Primeras bandas sonoras de la vida

Influencias musicales de la infancia

Mi primera influencia cultural, musical y estética fue mi prima mayor.  Vivía en mi casa, me llevaba 10 años y tenía pecas claritas que con el tiempo se fueron desvaneciendo hasta perderse completamente en la piel. Cuando uno es niño, vivir con una prima, primo,  hermano o hermana mayor no es un detalle de poca importancia; marca la diferencia con nuestros coetáneos y nos marca para toda la vida.

Yo tenía una vecinita que no tenía primos ni hermanos mayores. Cuando iba a jugar a  su casa su mamá nos ponía en el tocadiscos “La ronda de las vocales”:

-¿Les gusta?, preguntaba mientras nos servía cuadritos de gelatina con crema de leche.

Yo no  contestaba. La gelatina me gustaba, pero mi oído ya estaba domado por otras cadencias: la música que oía mi prima, la que ponía en mi casa, la que oía con sus amigas. Yo desayunaba con “Heart of glass” de Blondie.

Esa música me fascinaba porque era además la banda sonora de ese mundo en el que yo quería vivir algún día, pero todavía me faltaban años para poder entrar.

A las 4 de la tarde mi prima llegaba del colegio con sus amigas. Casi siempre con el uniforme de educación física: una camiseta blanca y una faldita de prenses como de tenista. Entraban dando alharaca y sin saludar a nadie. Subían directamente a encerrarse en una habitación llena de afiches de Miguel Bosé y discos de vinilo.

Yo subía detrás. Abría la puerta despacio para que no me notaran. Las encontraba siempre con ataque de risa, se ponían moradas, manoteaban, pataleaban y a pesar de ser exageradas y estruendosas no lograban verse feas. Tomaban aire y se volvían a reír mientras contaban algo que yo no entendía. Se referían a  las personas de las que hablaban con apodos o iniciales como “el pato”, “la cumbia”, “m”, “p” y en un lenguaje secreto que sólo ellas conocían.

Después de unos minutos se percataban de mi presencia y entonces pasaban dos cosas dependiendo del día: me ignoraban o me echaban.

Si pasaba lo segundo, me iban empujando hasta la salida:

-¡Ve, y esta enana qué hace acá… tapáte los oídos que estamos hablando  cosas de grandes! Y soltaban la carcajada haciendo una mueca en la palabra “grandes”.

Después me cerraban la puerta en la nariz. Yo me quedaba quieta y pegaba la oreja.

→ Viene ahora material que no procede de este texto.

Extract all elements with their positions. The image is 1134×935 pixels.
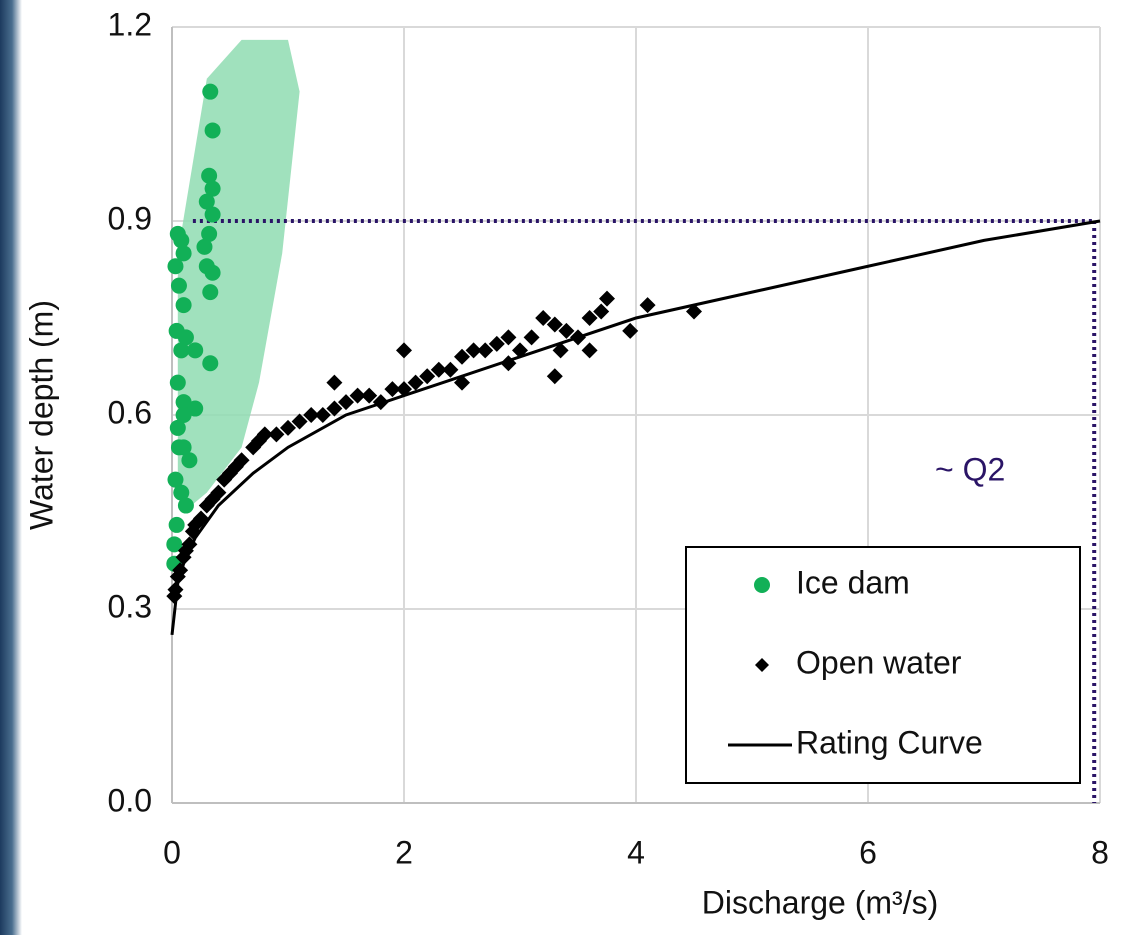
point	[349, 387, 366, 404]
rating-curve	[170, 219, 1101, 636]
y-tick-label: 0.3	[108, 588, 152, 624]
point	[173, 484, 190, 501]
point	[204, 264, 221, 281]
legend-marker	[754, 577, 770, 593]
point	[177, 497, 194, 514]
point	[170, 439, 187, 456]
point	[175, 297, 192, 314]
x-tick-label: 6	[859, 834, 877, 870]
point	[639, 297, 656, 314]
point	[196, 238, 213, 255]
x-tick-label: 0	[163, 834, 181, 870]
point	[181, 452, 198, 469]
point	[169, 419, 186, 436]
point	[201, 225, 218, 242]
point	[167, 258, 184, 275]
y-tick-label: 0.0	[108, 782, 152, 818]
y-axis-label: Water depth (m)	[23, 300, 59, 530]
point	[581, 310, 598, 326]
point	[442, 361, 459, 378]
point	[291, 413, 308, 430]
point	[500, 355, 517, 372]
point	[204, 180, 221, 197]
point	[558, 322, 575, 339]
point	[167, 581, 184, 598]
point	[233, 452, 250, 469]
point	[166, 536, 183, 553]
point	[599, 290, 615, 307]
legend-label: Rating Curve	[796, 724, 983, 760]
legend-label: Ice dam	[796, 564, 910, 600]
point	[177, 329, 194, 346]
point	[454, 348, 470, 365]
x-axis-label: Discharge (m³/s)	[702, 884, 938, 920]
point	[204, 206, 221, 223]
annotation: ~ Q2	[935, 451, 1005, 487]
point	[245, 439, 262, 456]
point	[173, 232, 190, 249]
y-tick-label: 1.2	[108, 6, 152, 42]
point	[581, 342, 598, 359]
point	[552, 342, 569, 359]
point	[338, 394, 354, 411]
point	[170, 277, 187, 294]
point	[314, 407, 331, 423]
point	[202, 284, 219, 301]
point	[175, 245, 192, 262]
point	[326, 400, 343, 417]
legend-label: Open water	[796, 644, 962, 680]
point	[407, 374, 424, 391]
x-tick-label: 2	[395, 834, 413, 870]
y-tick-label: 0.9	[108, 200, 152, 236]
point	[523, 329, 540, 346]
point	[500, 329, 517, 346]
point	[535, 310, 552, 326]
x-tick-label: 8	[1091, 834, 1109, 870]
point	[280, 419, 296, 436]
point	[430, 361, 447, 378]
point	[419, 368, 436, 385]
point	[396, 342, 412, 359]
y-tick-label: 0.6	[108, 394, 152, 430]
point	[488, 335, 505, 352]
ice-dam-envelope	[177, 39, 300, 512]
point	[198, 193, 215, 210]
point	[465, 342, 482, 359]
point	[201, 167, 218, 184]
point	[593, 303, 610, 320]
point	[187, 342, 204, 359]
point	[361, 387, 378, 404]
point	[384, 381, 401, 398]
point	[175, 407, 192, 423]
point	[169, 374, 186, 391]
point	[256, 426, 273, 443]
point	[686, 303, 702, 320]
point	[167, 471, 184, 488]
point	[326, 374, 343, 391]
point	[168, 516, 185, 533]
point	[477, 342, 494, 359]
point	[546, 316, 563, 333]
point	[622, 322, 639, 339]
legend-marker	[755, 658, 769, 672]
x-tick-label: 4	[627, 834, 645, 870]
point	[210, 484, 227, 501]
point	[546, 368, 563, 385]
point	[173, 342, 190, 359]
point	[204, 122, 221, 139]
point	[202, 355, 219, 372]
point	[202, 83, 219, 100]
point	[303, 407, 320, 423]
point	[268, 426, 285, 443]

Después de un rato desistía, aburrida, porque  no lograba escuchar nada, sólo risas, gritos, música, pero ninguna información.

Otras veces, ¡aleluya!, pasaba lo primero. Se percataban de mi presencia, pero estaban tan concentradas en esa especie de aquelarre adolescente que me veían sin notarme, como si yo fuera un zapato o un cepillo de pelo. Eso me encantaba porque ahí era cuando yo me quedaba en un rincón con mis antenas bien abiertas, oyendo la música y absorbiendo cada gesto, cada palabra, cada movimiento para después cuando estuviera sola poderlos copiar y ensayarlos en el espejo hasta que me salieran bien, naturales.

Haciéndome la invisible caminaba despacio hasta la colección de discos de vinilo mientras ellas hablaban. Ahí estaban, había de todo: Blondie, Michael Jackson, Los Bee Gees, Kiss, Pink Floyd. Esos cantantes me hipnotizaban desde sus carátulas. Una mujer de pelo amarillo y muy seria en primer plano. Atrás unos hombres de pelo negro. Seguro ella los mandaba, ella era la jefe, tenía que serlo, la cantante de la canción que yo adoraba.  Otros hombres con pantalones de colores chillones y pelo largo. Otros de caras pintadas y pelos parados.

¿Existía gente así en la vida real?… ¿Dónde estaban, dónde vivían, qué comían, qué se sentía ser así?, porque de grande yo quería ser como ellos, vestirme como ellos, mirar como ellos.

Ese año me celebraron el cumpleaños en el colegio. Mi mamá llevo la torta al salón de clases y al soplar las velas cerré los ojos con fuerza. La monja me preguntó delante de todas mis compañeras:

-¿Mi niña, qué deseo pediste?

-Ser mona como Blondie.

Para mí ella se llamaba así, no el grupo en el que cantaba. Ella, mi venerada Blondie.

Ahora que soy mamá, siento curiosidad al imaginarme cuáles serán las canciones que mi hija recordará como sus primeros amores musicales. Mientras tanto, en esta casa seguimos desayunando cereal con leche al compás de “Heart of glass”.